Oil production is fine, we have no problems in our ability to increase that. OPEC continues with its production limit so there are no problems in the availability of crude oil. Maybe we will see a small increase in oil prices. International markets may start to recover in the second half of 2021.
BNamericas: What are the main risks that the oil market in Latin America and the Caribbean could face?
Piñón: The potential of the hydrocarbon resources in the region is excellent: for example, Argentina, Brazil, in deep waters; Guyana, Mexico and Venezuela, due to its large oil reserves.
The problem lies in the political and fiscal continuity of the countries in which these reserves are found. Political risk is something that companies cannot take and, unfortunately, in our region and in developing countries or those in transition, there is no political continuity that can guarantee the investor that, after a multimillion-dollar investment, in five or six years the rules of the game won’t change with a new government.
We have that problem now in Mexico, where it’s possible that the energy reform that began under the 2014 administration could change after multinational companies invested or are investing hundreds of millions of dollars in the deep waters of the Gulf of Mexico.
From the point of view of resources, not only oil but also natural gas, Latin America is extremely interesting for oil companies. The problem is the lack of security for policy continuity.
BNamericas: What do you think about the case of Peru, which requires reforms in the hydrocarbon sector, which will surely now not be carried out due to the political crisis?
Piñón: Unfortunately, that political instability is what doesn’t allow many countries in our region to grow; an unfortunate experience in Peru.
In the region, you also have to look at what’s happening in Mexico and look at Guyana, whose government will allow the continuation of oil contracts.
BNamericas: Which are the best positioned countries in the region in the oil market and how does 2021 look for mergers and acquisitions?
Piñón: Colombia, although perhaps from the point of view of resources it’s not as good as the rest of the countries. It has Ecopetrol that has not only grown in its own country, but is very active in Texas – it’s gone global.

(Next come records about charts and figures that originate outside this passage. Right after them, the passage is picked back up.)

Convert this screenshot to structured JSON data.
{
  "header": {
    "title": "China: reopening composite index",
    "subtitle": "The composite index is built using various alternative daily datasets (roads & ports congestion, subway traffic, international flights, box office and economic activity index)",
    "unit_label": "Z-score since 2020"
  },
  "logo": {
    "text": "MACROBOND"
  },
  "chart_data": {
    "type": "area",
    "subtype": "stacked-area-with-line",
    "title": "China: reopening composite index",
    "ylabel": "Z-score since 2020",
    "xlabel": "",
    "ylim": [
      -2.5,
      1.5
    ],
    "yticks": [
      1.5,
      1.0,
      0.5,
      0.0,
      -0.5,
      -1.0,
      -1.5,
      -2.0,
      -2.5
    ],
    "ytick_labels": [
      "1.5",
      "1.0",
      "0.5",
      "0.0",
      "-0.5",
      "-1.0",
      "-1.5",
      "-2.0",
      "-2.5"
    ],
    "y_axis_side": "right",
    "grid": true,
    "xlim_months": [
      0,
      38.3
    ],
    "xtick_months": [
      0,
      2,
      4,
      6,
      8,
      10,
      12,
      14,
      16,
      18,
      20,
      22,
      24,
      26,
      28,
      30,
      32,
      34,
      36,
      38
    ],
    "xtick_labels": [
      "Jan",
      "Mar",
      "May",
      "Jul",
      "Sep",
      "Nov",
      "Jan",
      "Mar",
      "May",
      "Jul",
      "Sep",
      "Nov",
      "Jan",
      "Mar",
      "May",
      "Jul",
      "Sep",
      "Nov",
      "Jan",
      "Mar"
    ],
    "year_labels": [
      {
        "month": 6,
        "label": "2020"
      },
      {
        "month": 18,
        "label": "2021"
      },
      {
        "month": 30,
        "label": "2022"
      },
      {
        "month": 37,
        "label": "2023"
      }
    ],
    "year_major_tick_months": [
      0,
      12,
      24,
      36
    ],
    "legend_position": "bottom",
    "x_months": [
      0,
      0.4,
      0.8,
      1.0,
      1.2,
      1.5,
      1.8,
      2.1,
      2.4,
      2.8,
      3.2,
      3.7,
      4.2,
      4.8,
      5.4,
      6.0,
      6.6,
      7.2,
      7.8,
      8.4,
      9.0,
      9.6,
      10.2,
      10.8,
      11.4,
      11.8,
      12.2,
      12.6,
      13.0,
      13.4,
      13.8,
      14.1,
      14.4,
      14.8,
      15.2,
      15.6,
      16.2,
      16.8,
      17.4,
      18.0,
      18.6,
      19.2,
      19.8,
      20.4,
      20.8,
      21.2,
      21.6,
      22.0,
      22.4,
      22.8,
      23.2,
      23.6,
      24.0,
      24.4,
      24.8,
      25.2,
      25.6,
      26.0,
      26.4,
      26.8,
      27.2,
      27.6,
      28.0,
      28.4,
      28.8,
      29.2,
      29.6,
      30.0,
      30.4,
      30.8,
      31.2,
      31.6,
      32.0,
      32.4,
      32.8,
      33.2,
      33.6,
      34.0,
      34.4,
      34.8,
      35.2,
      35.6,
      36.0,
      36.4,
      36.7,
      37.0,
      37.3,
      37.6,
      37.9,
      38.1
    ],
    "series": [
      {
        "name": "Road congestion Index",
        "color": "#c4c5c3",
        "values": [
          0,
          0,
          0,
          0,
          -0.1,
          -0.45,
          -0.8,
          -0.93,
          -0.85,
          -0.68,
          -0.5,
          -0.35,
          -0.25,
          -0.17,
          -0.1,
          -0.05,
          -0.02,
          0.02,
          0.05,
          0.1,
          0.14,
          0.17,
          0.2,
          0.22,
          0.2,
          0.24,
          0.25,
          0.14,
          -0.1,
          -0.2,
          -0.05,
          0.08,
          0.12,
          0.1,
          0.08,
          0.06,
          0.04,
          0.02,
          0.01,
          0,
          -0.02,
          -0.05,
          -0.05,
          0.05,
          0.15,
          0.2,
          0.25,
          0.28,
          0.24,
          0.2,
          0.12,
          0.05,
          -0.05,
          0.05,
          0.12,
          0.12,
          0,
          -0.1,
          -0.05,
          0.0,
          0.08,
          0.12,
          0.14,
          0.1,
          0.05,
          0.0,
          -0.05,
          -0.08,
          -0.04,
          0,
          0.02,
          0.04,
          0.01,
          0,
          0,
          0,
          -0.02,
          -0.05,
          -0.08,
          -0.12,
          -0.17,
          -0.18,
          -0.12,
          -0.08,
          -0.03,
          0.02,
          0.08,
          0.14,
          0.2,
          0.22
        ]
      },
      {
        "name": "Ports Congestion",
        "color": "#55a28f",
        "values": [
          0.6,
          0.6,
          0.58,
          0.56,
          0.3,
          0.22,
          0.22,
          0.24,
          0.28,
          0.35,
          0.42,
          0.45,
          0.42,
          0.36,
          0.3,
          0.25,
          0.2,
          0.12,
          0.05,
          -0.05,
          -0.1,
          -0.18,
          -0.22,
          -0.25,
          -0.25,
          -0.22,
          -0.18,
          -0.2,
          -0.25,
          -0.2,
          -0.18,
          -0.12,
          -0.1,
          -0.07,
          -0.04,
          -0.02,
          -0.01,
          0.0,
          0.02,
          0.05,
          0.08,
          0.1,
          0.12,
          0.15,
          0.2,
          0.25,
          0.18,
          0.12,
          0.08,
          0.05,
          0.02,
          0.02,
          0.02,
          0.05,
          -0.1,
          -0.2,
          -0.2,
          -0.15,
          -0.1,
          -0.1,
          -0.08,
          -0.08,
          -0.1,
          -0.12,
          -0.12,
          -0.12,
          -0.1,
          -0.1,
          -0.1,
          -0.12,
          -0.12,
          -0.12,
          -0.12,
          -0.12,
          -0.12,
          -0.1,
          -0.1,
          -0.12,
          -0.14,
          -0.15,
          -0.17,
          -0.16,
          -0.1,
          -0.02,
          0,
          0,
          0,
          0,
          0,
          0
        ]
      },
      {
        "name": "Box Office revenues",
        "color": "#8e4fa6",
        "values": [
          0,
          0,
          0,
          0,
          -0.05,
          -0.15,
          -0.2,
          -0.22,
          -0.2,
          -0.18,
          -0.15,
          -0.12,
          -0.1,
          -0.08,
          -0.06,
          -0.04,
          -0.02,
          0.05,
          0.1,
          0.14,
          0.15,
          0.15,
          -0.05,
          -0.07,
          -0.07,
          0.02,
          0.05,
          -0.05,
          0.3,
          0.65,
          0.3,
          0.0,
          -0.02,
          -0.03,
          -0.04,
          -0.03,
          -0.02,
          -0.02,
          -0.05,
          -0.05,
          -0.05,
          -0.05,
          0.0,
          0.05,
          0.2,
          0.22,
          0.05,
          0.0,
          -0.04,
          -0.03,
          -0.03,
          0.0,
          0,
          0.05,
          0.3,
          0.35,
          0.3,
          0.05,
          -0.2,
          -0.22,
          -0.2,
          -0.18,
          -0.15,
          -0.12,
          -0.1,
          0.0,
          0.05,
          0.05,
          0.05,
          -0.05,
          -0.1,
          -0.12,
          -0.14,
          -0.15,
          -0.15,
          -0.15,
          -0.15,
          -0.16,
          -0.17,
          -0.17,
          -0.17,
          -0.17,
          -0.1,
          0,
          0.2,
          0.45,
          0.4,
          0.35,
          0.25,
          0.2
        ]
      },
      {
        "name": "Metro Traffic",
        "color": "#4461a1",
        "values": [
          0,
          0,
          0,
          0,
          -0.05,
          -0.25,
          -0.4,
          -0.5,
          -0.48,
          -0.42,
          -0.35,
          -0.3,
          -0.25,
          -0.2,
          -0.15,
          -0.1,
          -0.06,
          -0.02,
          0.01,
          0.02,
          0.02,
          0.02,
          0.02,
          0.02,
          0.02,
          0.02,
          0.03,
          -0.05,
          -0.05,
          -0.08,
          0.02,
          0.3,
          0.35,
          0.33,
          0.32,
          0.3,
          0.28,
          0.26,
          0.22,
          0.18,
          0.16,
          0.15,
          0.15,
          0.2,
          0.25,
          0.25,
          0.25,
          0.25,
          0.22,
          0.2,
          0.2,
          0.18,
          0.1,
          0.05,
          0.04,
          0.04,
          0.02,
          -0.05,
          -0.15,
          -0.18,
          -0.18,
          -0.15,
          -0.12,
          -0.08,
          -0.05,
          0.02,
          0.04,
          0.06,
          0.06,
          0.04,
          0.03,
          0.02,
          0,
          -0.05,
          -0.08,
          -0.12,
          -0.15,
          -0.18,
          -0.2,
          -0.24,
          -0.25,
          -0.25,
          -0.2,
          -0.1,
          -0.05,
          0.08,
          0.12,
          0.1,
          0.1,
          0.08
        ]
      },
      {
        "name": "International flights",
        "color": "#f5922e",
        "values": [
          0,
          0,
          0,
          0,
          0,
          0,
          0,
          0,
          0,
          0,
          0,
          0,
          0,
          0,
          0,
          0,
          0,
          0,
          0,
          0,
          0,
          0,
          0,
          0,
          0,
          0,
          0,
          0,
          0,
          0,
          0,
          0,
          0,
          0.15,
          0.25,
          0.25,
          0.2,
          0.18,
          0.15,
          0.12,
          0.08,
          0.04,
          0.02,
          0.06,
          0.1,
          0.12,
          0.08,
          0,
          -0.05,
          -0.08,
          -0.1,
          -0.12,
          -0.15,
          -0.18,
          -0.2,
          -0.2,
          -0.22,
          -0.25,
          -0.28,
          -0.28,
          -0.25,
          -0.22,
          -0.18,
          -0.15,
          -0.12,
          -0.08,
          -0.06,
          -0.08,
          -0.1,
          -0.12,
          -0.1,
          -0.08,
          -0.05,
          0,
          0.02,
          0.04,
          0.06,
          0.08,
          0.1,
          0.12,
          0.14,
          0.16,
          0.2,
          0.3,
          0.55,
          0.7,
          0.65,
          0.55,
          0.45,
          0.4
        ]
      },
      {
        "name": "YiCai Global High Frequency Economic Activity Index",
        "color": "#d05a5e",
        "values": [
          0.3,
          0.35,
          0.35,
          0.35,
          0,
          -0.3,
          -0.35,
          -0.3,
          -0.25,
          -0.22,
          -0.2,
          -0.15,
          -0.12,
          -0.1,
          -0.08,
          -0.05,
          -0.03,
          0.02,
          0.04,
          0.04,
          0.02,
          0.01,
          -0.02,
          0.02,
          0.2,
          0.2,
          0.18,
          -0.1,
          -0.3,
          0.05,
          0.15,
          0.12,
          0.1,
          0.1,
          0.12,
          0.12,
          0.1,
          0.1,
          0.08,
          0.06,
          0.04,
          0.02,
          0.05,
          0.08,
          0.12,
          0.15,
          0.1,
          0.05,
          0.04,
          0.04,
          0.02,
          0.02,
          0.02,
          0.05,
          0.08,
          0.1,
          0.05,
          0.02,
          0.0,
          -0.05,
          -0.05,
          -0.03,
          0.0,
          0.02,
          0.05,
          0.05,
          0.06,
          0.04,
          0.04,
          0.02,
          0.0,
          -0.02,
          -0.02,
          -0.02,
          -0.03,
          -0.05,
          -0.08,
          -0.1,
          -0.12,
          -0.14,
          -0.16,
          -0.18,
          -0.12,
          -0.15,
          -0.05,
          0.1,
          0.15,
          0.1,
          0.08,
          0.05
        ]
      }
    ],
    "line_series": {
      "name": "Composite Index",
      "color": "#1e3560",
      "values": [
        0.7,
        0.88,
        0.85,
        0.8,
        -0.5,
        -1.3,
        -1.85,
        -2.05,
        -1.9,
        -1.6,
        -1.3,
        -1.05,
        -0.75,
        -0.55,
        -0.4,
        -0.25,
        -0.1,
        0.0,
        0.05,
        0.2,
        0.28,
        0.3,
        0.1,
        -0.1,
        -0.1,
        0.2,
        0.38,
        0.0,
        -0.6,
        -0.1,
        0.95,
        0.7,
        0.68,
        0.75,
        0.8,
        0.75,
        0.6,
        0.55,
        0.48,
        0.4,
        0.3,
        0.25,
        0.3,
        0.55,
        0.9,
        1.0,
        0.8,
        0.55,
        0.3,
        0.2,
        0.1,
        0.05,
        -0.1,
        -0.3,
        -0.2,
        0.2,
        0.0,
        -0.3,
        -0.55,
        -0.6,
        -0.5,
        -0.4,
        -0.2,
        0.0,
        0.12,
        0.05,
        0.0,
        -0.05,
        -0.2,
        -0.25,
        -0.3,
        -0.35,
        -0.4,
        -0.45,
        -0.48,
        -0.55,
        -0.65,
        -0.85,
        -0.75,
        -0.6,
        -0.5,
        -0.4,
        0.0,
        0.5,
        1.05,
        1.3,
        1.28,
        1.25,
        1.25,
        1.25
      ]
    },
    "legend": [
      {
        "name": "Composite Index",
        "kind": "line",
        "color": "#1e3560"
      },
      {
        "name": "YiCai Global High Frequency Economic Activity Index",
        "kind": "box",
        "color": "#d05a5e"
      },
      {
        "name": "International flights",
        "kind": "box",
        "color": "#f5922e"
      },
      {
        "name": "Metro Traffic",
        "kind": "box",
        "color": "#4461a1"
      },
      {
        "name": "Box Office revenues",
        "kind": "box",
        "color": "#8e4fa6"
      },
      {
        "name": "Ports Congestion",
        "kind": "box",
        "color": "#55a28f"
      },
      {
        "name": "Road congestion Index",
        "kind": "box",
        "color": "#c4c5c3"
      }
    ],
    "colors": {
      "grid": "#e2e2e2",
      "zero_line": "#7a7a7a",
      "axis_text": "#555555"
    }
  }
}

In Brazil, Petrobras has had political problems in the last five, eight years. It has had great problems, but it has remained a state oil company operated with very clear management.

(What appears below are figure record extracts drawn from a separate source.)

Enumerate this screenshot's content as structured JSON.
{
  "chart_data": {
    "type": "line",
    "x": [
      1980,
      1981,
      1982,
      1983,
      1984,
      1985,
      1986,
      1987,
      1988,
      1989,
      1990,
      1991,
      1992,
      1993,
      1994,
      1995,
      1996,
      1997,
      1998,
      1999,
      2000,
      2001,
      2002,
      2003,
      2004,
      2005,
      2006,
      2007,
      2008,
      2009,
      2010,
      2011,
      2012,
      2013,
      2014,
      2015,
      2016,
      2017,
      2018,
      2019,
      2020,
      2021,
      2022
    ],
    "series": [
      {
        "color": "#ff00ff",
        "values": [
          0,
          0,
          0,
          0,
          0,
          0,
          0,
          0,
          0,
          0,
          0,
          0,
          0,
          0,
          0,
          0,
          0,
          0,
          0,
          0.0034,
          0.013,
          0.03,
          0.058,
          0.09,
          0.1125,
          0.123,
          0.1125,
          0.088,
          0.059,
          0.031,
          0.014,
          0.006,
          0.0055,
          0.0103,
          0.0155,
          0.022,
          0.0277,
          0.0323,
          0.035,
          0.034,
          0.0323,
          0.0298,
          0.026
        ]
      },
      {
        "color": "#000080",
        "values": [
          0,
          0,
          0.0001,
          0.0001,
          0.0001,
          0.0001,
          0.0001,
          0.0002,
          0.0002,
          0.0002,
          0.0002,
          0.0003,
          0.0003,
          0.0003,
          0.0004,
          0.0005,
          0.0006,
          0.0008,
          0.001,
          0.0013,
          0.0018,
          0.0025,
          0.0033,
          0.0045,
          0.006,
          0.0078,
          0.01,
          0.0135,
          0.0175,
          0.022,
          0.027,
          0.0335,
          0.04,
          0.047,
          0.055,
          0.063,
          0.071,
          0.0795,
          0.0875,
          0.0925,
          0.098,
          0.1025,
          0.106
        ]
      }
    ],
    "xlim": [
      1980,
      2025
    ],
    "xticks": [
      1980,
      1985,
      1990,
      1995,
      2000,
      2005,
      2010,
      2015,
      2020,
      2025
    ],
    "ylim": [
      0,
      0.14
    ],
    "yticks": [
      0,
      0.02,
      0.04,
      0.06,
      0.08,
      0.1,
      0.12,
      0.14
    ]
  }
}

YPF in Argentina, if you take out the politics and give it more leeway, it’s an excellent company and it can grow a lot more than it is doing because it has the technical capacity and the management capacity.
BNamericas: What do you think about Ecuador trying to open up its oil market to private investment with the tender for its biggest refinery?
Piñón: The talks on Ecuador between the oil companies here in Houston are very positive from the point of view of the changes or the intentions that we’ve seen in the last six or nine months, so that’s welcome. I think they’re all on the right course.
The question we have is what will be the final result of these changes and if the changes can be maintained with the new government so that large companies can go and invest.
Ecuador has another problem: the large oil reserves are in the Amazon and there’s opposition from the indigenous communities.
For now, all the signals from this government and the energy ministry are very positive.
BNamericas: Which projects or areas could interest investors the most?
Piñón: For me natural gas is the fuel of the future, not only for generation in the electricity sector but also for transport use.
You have to look at the regasification plants being built in Chile, Brazil, Argentina.
Indeed, one of the bottlenecks in Argentina is that investors who are going to invest in shale also want to know that the gas will not only supply Argentina, but that the country will provide the capacity for them to export it.
We also have to see that decarbonization is underway and natural gas is going to be the bridge to decarbonization.